Too is known the so called harmonic-arithmetic mean inequality
Proposition. For any positive real numbers $a_1,a_2,\ldots,a_N$, we have $$\left(a_1+a_2+\cdots +a_N\right)\left(\frac{1}{a_1}+\frac{1}{a_2}+\cdots+\frac{1}{a_N}\right)\geq N^2.$$
Putting $a_k=p_k$ for $1\leq k\leq N$ we obtain $$0<\frac{N^2}{\sum_{k=1}^N p_k}\leq \sum_{k=1}^N \frac{1}{p_k}.$$
Thus $$\lim_{N\to \infty}\frac{N^2}{\sum_{k=1}^N p_k}\leq \infty.$$
My
Question. a) Compute previous limit. b) Compute $\lim_{N\to \infty} \frac{N^\alpha\cdot (\log N)^\beta}{\sum_{k=1}^N p_k}$, where I repeat another time that $p_k$ is the kth prime number and $\alpha,\beta$ real parameters.
Thanks in advance, my only goal is learn in this site Math Stack Exchange from yours answers.
References:
If you want read it, you could find references of proofs of divergence of reciprocals of primes and a proof of the harmonic-arithmetic mean inequality, via this web site or Wikipedia, for example.

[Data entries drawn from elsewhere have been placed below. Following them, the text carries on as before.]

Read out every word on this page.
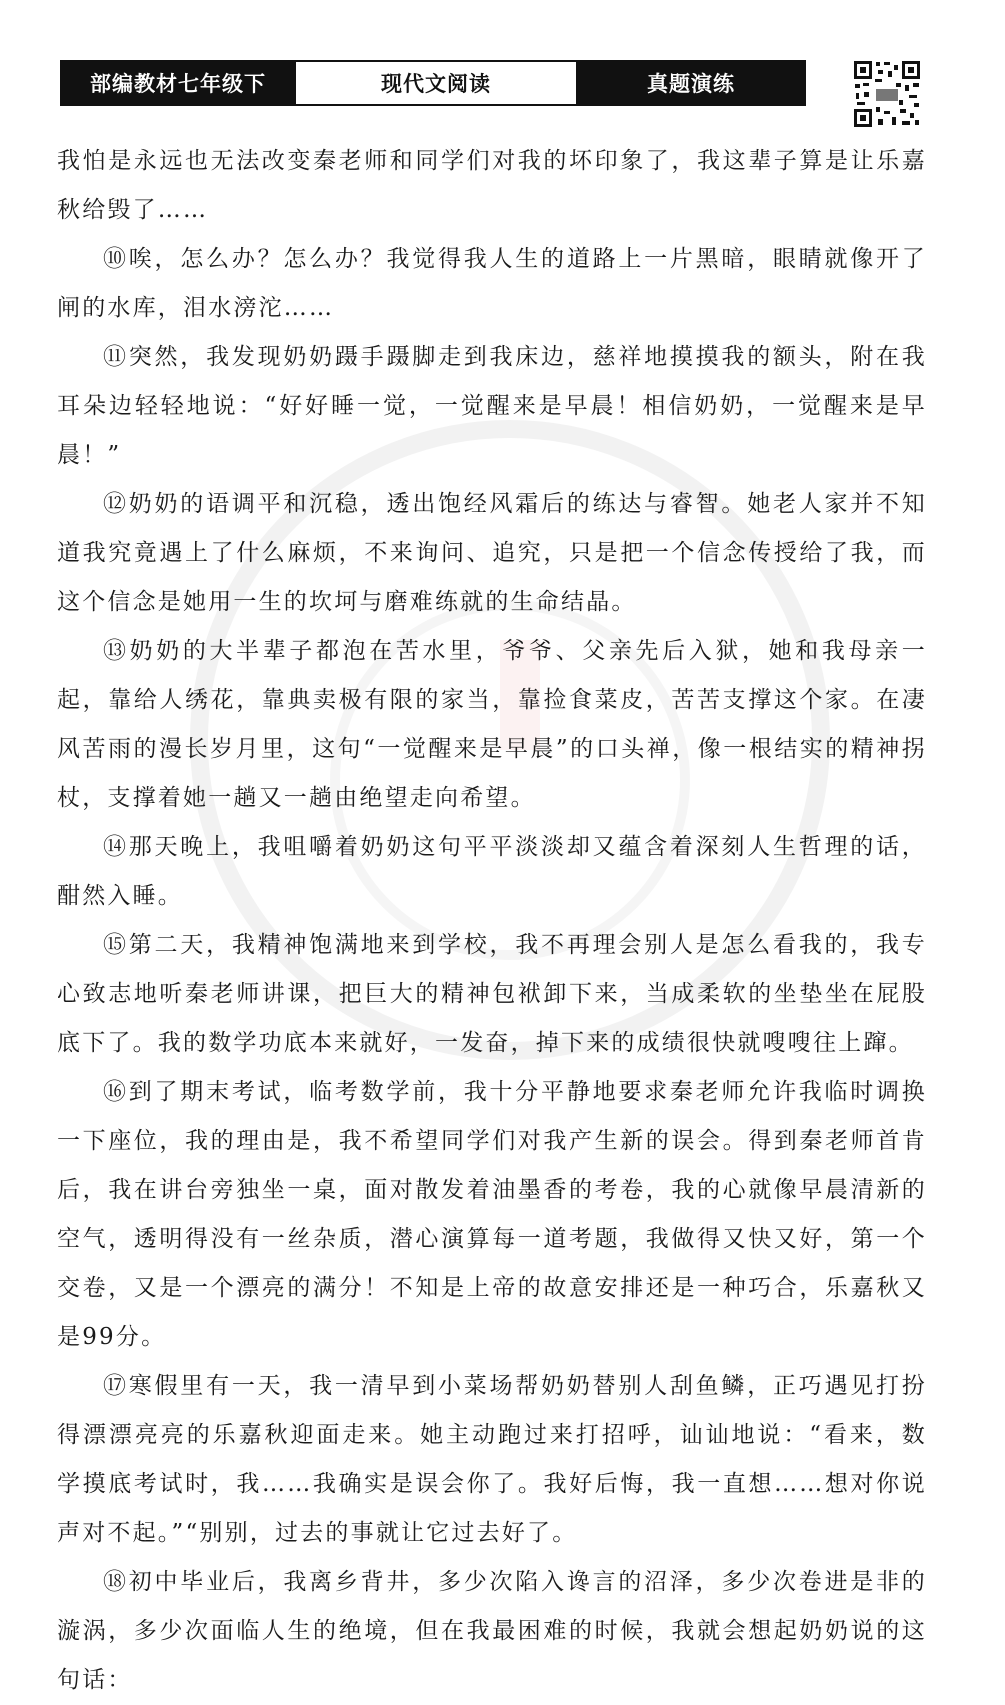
部编教材七年级下	现代文阅读	真题演练

我怕是永远也无法改变秦老师和同学们对我的坏印象了，我这辈子算是让乐嘉秋给毁了……

⑩唉，怎么办？怎么办？我觉得我人生的道路上一片黑暗，眼睛就像开了闸的水库，泪水滂沱……

⑪突然，我发现奶奶蹑手蹑脚走到我床边，慈祥地摸摸我的额头，附在我耳朵边轻轻地说：“好好睡一觉，一觉醒来是早晨！相信奶奶，一觉醒来是早晨！”

⑫奶奶的语调平和沉稳，透出饱经风霜后的练达与睿智。她老人家并不知道我究竟遇上了什么麻烦，不来询问、追究，只是把一个信念传授给了我，而这个信念是她用一生的坎坷与磨难练就的生命结晶。

⑬奶奶的大半辈子都泡在苦水里，爷爷、父亲先后入狱，她和我母亲一起，靠给人绣花，靠典卖极有限的家当，靠捡食菜皮，苦苦支撑这个家。在凄风苦雨的漫长岁月里，这句“一觉醒来是早晨”的口头禅，像一根结实的精神拐杖，支撑着她一趟又一趟由绝望走向希望。

⑭那天晚上，我咀嚼着奶奶这句平平淡淡却又蕴含着深刻人生哲理的话，酣然入睡。

⑮第二天，我精神饱满地来到学校，我不再理会别人是怎么看我的，我专心致志地听秦老师讲课，把巨大的精神包袱卸下来，当成柔软的坐垫坐在屁股底下了。我的数学功底本来就好，一发奋，掉下来的成绩很快就嗖嗖往上蹿。

⑯到了期末考试，临考数学前，我十分平静地要求秦老师允许我临时调换一下座位，我的理由是，我不希望同学们对我产生新的误会。得到秦老师首肯后，我在讲台旁独坐一桌，面对散发着油墨香的考卷，我的心就像早晨清新的空气，透明得没有一丝杂质，潜心演算每一道考题，我做得又快又好，第一个交卷，又是一个漂亮的满分！不知是上帝的故意安排还是一种巧合，乐嘉秋又是99分。

⑰寒假里有一天，我一清早到小菜场帮奶奶替别人刮鱼鳞，正巧遇见打扮得漂漂亮亮的乐嘉秋迎面走来。她主动跑过来打招呼，讪讪地说：“看来，数学摸底考试时，我……我确实是误会你了。我好后悔，我一直想……想对你说声对不起。”“别别，过去的事就让它过去好了。

⑱初中毕业后，我离乡背井，多少次陷入谗言的沼泽，多少次卷进是非的漩涡，多少次面临人生的绝境，但在我最困难的时候，我就会想起奶奶说的这句话：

The sum of the first $N$ primes is asymptotically equal to $\frac12 N^2 \log N$.
Your limit in a) is thus $0$.
For b) it is $0$ for $\alpha < 2$ and any $\beta$ and $\infty$ for $\alpha >2$ and any $\beta$.
If $\alpha= 2$ then it is $0$ for $\beta < 1$, $\infty$ for $\beta >1$ and $2$ for $\beta =1$.